Two of the three government officials convicted of stealing pension money in the ministry of Public Service have applied the Court of Appeal to release them on bail pending the hearing of their appeal.
No date has been set for the hearing of the appeal.
The two convicts seeking bail are Christopher Obey, former principal accountant in the Pensions department and Stephen Kiwanuka Kunsa, former director of Research and Development in the same ministry.
However, the third convict Jimmy Lwamafa, former permanent secretary, had not yet applied for bail by last Friday and it was not readily established whether he would or not.
In his affidavit in support of his bail application, Kunsa states that due to the huge case backlog at the Court of Appeal, the hearing of his appeal may delay as he continues to languish in Luzira prison yet he has high chances of winning the appeal.
“I have been informed by my lawyers that due to the busy schedule of this honorable court, there is a possibility of substantial delay in prosecuting the appeal.
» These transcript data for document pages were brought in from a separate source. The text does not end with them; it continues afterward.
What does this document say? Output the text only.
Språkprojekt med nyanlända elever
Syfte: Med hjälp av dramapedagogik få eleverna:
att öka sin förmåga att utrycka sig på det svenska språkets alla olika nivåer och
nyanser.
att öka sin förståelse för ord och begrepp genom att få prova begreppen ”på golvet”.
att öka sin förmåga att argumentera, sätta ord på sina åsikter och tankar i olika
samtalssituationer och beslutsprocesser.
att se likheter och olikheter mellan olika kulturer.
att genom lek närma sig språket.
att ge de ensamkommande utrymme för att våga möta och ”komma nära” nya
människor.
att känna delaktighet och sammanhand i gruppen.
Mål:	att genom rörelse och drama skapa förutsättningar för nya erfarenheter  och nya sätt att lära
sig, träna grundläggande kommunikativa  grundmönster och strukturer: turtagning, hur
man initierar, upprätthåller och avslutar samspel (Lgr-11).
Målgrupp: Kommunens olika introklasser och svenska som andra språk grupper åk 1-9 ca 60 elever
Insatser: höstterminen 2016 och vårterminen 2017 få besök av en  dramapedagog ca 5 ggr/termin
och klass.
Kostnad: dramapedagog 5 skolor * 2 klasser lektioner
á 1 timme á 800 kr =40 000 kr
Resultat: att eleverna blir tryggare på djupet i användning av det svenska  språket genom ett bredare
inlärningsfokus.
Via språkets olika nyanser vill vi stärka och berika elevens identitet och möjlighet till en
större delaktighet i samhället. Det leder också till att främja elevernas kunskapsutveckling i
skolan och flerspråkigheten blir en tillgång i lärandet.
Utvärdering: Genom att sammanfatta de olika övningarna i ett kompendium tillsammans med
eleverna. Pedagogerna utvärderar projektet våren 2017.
It’s in the interest of justice that bail be granted to the applicant (Kunsa) pending the hearing and determination of the said appeal…” Kunsa states in his affidavit in court.
He also argues that the corruption offences he was convicted of do not involve personal violence and in a similar case of Shs165billion alleged scam, he was released on bail and continued reporting to court as directed until the matter was dismissed for lack of prosecution.
He says that this shows he is a law abiding citizen who will not abscond if he is released on bail and therefore qualifies for bail.
On November 11 2016, the Anti-Corruption Court convicted the three officials of ten corruption charges for having fraudulently budgeted for Shs88.2bn of pension money as purported contributions to the National Social Security Fund, very knowing that civil servants don’t contribute to NSSF.
The prosecution said the same money ended up being paid to ghost pensioners, with the convicts the most likely ultimate beneficiaries, thus causing government a financial loss.
In his judgment, Justice Lawrence Gidudu, ordered the trio to jointly refund Shs50bn to government.
They appealed the judgment and the hearing date is yet to be set.
In justifying his application for bail, Kunsa says he is of advanced age (59), has substantial sureties and is in need of urgent medical care because he suffers respiratory complications which cannot be properly treated in prison and has a permanent residence in Luwafu, Makindye Division.
Two months ago, the Director of Public Prosecutions (DPP) started the recovery process of Shs50bn the court ordered the convicts to refund last year.
Lwamafa, Obey and Kunsa were sentenced to seven, 10 and five years respectively basing on each one’s extent of culpability in the pension money plunder.
The judge observed in his verdict that the scheme to steal the pension money in question was originated in the Public Service Ministry, smoothened in the Ministry of Finance and perfected in Cairo Bank where the cash was eventually paid out to ghost pensioners.